Sunday, June 19, 2011
Morrill Hall Still Unwilling
to Face Reality at
University of Minnesota?
To illustrate the challenge of getting Morrill Hall to face reality, see a portion of the short video of President Bruininks being interviewed by Esme Murphy this morning on 'CCO. Truly a Five Pinocchio performance.
1. Very few universities have not seen a marked increase in applications: More than 28,000 students applied to be part of UW-Madison's freshman class in the fall, a record number and the biggest increase in at least 20 years.
2. The Promise Scholarship pot of gold - $350 million - at 5% will yield $70 per student based on an enrollment of 25,000 undergrads. For a comparison of the actual cost of attending the U of M and the University of North Carolina for a student with minimal financial resources, please see: For I have promises to keep... The debt load for a student/parent at North Carolina at graduation is ZERO dollars, while the Minnesota student/parent will have to borrow $34,400.
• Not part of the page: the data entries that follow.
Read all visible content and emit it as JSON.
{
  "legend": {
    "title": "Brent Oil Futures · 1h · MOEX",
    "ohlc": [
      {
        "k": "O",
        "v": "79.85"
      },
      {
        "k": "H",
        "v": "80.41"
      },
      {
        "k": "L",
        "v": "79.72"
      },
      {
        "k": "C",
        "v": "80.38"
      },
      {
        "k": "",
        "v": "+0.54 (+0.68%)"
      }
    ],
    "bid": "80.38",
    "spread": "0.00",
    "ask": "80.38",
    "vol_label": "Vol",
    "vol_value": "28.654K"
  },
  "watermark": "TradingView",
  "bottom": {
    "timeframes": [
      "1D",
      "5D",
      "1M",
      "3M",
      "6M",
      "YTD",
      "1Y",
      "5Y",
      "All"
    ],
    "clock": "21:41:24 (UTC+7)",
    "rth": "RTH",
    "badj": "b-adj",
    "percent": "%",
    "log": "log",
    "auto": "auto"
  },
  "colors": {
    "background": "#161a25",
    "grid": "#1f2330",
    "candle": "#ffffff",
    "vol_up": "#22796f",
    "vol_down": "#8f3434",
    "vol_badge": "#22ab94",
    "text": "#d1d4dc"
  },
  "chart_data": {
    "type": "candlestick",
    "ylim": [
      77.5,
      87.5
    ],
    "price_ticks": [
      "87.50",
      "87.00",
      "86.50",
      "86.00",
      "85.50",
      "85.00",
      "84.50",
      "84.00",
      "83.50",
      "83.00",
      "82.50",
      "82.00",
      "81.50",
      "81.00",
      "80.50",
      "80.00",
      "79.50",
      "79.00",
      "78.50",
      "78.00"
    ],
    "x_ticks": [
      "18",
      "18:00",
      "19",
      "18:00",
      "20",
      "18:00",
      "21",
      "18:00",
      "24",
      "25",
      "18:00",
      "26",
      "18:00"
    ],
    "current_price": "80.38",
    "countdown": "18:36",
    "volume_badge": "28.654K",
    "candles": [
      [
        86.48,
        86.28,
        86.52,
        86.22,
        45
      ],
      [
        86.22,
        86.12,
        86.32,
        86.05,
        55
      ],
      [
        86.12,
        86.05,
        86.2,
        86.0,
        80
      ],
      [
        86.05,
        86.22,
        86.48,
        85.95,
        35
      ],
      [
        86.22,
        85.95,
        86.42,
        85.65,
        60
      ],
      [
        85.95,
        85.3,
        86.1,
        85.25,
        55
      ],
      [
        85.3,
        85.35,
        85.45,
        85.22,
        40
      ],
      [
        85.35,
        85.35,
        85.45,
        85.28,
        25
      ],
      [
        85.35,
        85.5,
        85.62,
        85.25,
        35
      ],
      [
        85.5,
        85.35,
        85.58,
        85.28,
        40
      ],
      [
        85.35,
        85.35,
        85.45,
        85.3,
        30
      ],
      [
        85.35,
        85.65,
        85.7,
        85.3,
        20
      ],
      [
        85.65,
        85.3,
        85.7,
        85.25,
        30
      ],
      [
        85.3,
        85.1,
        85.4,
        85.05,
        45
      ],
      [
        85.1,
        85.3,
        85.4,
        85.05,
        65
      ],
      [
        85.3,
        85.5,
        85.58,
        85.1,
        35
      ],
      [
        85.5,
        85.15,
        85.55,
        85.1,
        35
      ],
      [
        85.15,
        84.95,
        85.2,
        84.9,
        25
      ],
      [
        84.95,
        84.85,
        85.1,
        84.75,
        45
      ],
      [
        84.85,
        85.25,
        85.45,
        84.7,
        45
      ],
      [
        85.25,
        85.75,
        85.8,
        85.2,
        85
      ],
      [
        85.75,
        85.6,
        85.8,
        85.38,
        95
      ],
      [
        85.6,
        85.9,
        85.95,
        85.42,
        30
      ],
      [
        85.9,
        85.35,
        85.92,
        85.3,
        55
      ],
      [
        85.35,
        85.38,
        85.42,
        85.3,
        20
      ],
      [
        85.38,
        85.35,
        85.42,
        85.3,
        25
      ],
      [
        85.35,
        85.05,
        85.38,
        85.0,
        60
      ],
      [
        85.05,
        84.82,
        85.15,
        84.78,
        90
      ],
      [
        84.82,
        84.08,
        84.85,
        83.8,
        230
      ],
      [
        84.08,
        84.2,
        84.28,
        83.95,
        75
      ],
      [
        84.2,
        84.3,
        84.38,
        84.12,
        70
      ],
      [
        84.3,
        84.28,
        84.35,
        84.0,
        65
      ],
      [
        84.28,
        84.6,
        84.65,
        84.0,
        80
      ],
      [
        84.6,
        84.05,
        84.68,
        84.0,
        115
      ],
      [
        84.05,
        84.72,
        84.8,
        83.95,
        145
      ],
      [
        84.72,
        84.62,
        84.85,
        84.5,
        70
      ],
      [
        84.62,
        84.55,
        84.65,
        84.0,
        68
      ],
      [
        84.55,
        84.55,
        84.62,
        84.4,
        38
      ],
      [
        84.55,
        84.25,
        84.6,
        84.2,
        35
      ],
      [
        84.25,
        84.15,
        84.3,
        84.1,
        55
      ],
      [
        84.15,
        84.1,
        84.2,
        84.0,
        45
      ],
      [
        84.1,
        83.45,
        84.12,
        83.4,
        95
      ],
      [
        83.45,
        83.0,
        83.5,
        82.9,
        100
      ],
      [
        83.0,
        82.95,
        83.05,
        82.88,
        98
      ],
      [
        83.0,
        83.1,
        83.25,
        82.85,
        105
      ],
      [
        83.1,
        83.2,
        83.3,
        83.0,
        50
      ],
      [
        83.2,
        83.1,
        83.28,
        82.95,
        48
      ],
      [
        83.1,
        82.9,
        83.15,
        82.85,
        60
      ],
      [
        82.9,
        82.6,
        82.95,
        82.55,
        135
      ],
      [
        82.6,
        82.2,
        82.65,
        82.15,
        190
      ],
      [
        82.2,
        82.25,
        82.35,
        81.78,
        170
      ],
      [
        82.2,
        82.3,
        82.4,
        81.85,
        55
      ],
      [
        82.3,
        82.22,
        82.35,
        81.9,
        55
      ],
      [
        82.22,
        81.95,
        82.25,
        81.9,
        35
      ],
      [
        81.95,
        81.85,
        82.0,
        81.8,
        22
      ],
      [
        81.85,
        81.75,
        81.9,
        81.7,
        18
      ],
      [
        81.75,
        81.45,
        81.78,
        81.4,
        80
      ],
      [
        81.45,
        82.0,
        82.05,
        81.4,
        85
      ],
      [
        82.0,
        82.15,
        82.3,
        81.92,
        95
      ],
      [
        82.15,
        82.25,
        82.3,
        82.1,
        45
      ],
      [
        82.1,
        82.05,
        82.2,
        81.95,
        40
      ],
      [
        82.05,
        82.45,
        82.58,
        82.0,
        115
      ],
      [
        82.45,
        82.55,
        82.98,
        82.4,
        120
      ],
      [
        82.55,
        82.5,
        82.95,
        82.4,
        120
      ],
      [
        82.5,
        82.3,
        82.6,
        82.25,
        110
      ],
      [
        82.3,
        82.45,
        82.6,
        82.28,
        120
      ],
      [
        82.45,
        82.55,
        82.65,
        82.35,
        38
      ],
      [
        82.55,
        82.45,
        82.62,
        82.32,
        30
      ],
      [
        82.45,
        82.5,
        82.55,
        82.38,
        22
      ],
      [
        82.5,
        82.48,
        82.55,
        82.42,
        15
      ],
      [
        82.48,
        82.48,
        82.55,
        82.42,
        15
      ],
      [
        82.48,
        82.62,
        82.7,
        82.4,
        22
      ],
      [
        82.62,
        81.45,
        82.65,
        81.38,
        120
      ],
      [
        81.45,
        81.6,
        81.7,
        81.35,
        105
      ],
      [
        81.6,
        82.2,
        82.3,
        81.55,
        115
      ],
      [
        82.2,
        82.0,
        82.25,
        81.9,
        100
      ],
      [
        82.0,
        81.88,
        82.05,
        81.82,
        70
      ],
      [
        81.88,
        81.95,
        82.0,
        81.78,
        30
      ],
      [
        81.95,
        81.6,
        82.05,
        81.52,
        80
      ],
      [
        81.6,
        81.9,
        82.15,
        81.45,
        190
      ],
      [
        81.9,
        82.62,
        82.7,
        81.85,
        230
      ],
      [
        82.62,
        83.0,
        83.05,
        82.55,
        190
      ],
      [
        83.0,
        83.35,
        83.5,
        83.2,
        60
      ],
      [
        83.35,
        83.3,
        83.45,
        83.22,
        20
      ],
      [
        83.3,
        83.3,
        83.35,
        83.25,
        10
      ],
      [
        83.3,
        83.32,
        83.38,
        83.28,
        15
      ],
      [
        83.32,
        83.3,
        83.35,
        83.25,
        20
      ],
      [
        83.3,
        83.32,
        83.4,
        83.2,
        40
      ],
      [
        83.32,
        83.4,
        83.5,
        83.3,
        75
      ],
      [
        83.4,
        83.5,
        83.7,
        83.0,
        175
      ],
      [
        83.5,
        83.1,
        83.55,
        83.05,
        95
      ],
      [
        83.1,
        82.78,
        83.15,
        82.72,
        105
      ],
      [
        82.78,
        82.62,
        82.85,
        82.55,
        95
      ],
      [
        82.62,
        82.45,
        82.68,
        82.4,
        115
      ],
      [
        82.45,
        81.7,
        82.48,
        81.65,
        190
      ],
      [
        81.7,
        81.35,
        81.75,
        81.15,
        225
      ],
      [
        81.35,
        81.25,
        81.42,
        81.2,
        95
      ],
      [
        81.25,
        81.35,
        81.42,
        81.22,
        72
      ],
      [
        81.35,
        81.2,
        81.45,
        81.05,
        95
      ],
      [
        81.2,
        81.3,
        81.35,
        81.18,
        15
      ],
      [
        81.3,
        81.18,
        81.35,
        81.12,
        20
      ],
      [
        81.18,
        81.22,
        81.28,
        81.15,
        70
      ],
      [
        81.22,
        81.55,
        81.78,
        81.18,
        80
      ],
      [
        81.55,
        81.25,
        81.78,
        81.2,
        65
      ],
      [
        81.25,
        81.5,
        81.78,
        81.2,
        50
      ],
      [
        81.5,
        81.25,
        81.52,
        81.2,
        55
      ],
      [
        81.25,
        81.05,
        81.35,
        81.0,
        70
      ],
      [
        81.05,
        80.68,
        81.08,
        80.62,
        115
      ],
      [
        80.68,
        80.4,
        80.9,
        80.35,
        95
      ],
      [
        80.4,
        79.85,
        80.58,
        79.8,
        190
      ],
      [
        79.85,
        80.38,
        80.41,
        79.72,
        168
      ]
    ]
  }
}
3. President Bruininks has the chutzpah to claim: "The quality of education is better now today than it has been in any of the 42 years that I have been at the University of Minnesota."
FIVE PINOCCHIOS
There is plenty of evidence to counter the President's claim, for example:
a.
"Davis-Blake said that quality is going down because the quality of the student experience has declined, which is related to uncontrollable central costs. At the Carlson School, they have fewer TAs, fewer classes, more students in classes, the building is less clean, there are fewer advisers, they have more adjuncts, and they have less information technology. All of these things are happening." Former Carlson School Dean Davis-Blake who has left for Michigan.
There will be more on this in due course. We have a lot of work to do at the University of Minnesota so that we can be an institution of which the state can be proud. I hope the next administration does a much better job and re-establishes our land grant priorities.
However it is important to face up to our problems and not try to sweep them under the rug. This strategy has been a dismal failure.